After finding that disregarding the causes behind my motives would not leave me free in my post Free Will Part 1, I had to think of a new way to define free will that was not inherently contradictory. Trying to think of a better concept of freedom made me remember my own experiences around free will to see if that would yield any insight.

I have experienced both being compelled by motives and causes and being in situations where I have felt more free to chose. For example, once when a horse stepped on my toes I yelled in pain, and there was no choice involved in whether I yelled or not. It just happened to me. However, when I am shopping in the grocery store it feels like I have the capacity to chose.

Naturally any conscious choice I do make will still be due to the causes and motives at work in me. Last time I visited the store I bought bagels and cream cheese because I noticed them, remembered how tasty they are, and decided it was worth it to spend the money. Despite still being ruled by cause and effect, having my consciousness involved and participating in the process affects it in interesting ways.

Consciousness is frequently referred to as the “hard problem” of philosophy because describing and explaining it is still a work in progress for philosophers. I do not know how or why we are conscious either, but I think it is reasonable to state that as conscious beings we are capable of being aware of ourselves and our motives.
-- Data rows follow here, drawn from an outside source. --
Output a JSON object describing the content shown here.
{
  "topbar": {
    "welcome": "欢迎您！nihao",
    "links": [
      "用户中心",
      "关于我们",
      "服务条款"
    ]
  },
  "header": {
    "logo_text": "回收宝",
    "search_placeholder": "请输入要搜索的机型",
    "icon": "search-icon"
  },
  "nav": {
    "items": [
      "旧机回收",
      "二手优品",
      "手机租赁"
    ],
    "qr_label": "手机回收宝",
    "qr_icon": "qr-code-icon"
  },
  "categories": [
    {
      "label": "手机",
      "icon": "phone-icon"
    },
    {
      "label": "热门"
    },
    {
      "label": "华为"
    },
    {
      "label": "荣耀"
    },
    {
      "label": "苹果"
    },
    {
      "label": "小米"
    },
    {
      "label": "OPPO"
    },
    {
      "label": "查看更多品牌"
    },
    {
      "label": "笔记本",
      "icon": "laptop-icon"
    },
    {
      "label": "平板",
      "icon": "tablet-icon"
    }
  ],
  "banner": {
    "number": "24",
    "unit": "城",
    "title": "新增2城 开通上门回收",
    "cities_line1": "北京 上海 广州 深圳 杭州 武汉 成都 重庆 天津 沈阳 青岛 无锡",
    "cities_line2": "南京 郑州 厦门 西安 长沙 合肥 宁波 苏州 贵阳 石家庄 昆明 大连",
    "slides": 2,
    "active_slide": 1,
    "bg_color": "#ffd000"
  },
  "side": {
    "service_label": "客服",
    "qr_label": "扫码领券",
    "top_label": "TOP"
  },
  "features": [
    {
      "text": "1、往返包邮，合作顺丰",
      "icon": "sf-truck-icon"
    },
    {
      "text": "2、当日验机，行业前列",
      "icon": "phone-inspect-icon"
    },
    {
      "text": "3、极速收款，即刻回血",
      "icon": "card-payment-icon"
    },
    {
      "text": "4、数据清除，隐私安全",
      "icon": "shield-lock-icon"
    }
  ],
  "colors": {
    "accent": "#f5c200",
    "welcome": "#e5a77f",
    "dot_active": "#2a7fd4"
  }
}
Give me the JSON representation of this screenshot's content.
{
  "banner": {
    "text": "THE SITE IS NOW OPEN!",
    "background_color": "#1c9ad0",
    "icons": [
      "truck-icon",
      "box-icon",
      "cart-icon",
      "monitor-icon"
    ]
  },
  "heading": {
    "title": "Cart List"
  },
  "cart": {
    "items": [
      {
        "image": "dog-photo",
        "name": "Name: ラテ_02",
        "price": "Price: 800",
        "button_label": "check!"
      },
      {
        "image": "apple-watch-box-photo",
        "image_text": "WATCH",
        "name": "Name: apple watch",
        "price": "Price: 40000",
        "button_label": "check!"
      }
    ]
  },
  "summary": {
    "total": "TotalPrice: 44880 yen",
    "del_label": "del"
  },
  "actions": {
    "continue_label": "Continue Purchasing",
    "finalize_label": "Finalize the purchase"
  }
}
If I am aware of my motives and causes for action, I can think about them, and that gives me an opportunity to affect them in addition to their affecting me. As an example I am moved to act based on my concept of what is good, and in a previous post I consciously explored what I think of as good, both defining and changing my motive for action.

Any conscious thought I have is still subject to causes and motives, but a twist is that I can attempt to explore any motive or cause, even my ones for wanting to explore motives and causes in the first place, or why the idea of free will moves me to write so much about it. Once I have explored a motive, I can begin the hard work of making my conscious choices an essential part of why I act.

I should note that there are many aspects of ourselves that we do not have conscious control over. I can understand the causes of why my fingernails grow, but they are still going to grow anyway and I cannot will them not to. According to my new concept of freedom, there are a variety of ways in which I am not free such as in my basic biology, being subject to the laws of physics, and any behavior, feeling, or thought of mine that my consciousness does not participate in.

Making a distinction between merely being aware of a motive and doing the work to consciously participate in it is essential. When I could not stop myself from lying, I did not have free will when it came to what I said. My consciousness only observed the process, it was not participating as an essential part of the chain of cause and effect. In the same way a person could be aware of their habit to bite their fingernails, but consciously changing that still takes work.

The picture that creates for me is that freedom lies in striving to consciously participate in my actions and the causal process. I become free when my consciousness is an essential element in what causes me to act, not through escaping from determinism or letting myself be passively carried along.

Thinking about free will as conscious participation in my actions transforms the role cause and effect play in the question of free will. Instead of being a great contradiction with the idea of free will, determinism and cause and effect are the vehicle through which human freedom is possible.

Humans have the potential for freedom because of our capacity for consciousness, but free will itself is not something we have, it is something we create. Another implication that fits my experience of freedom is that the extent to which I am free can grow over time, and I look forward to it.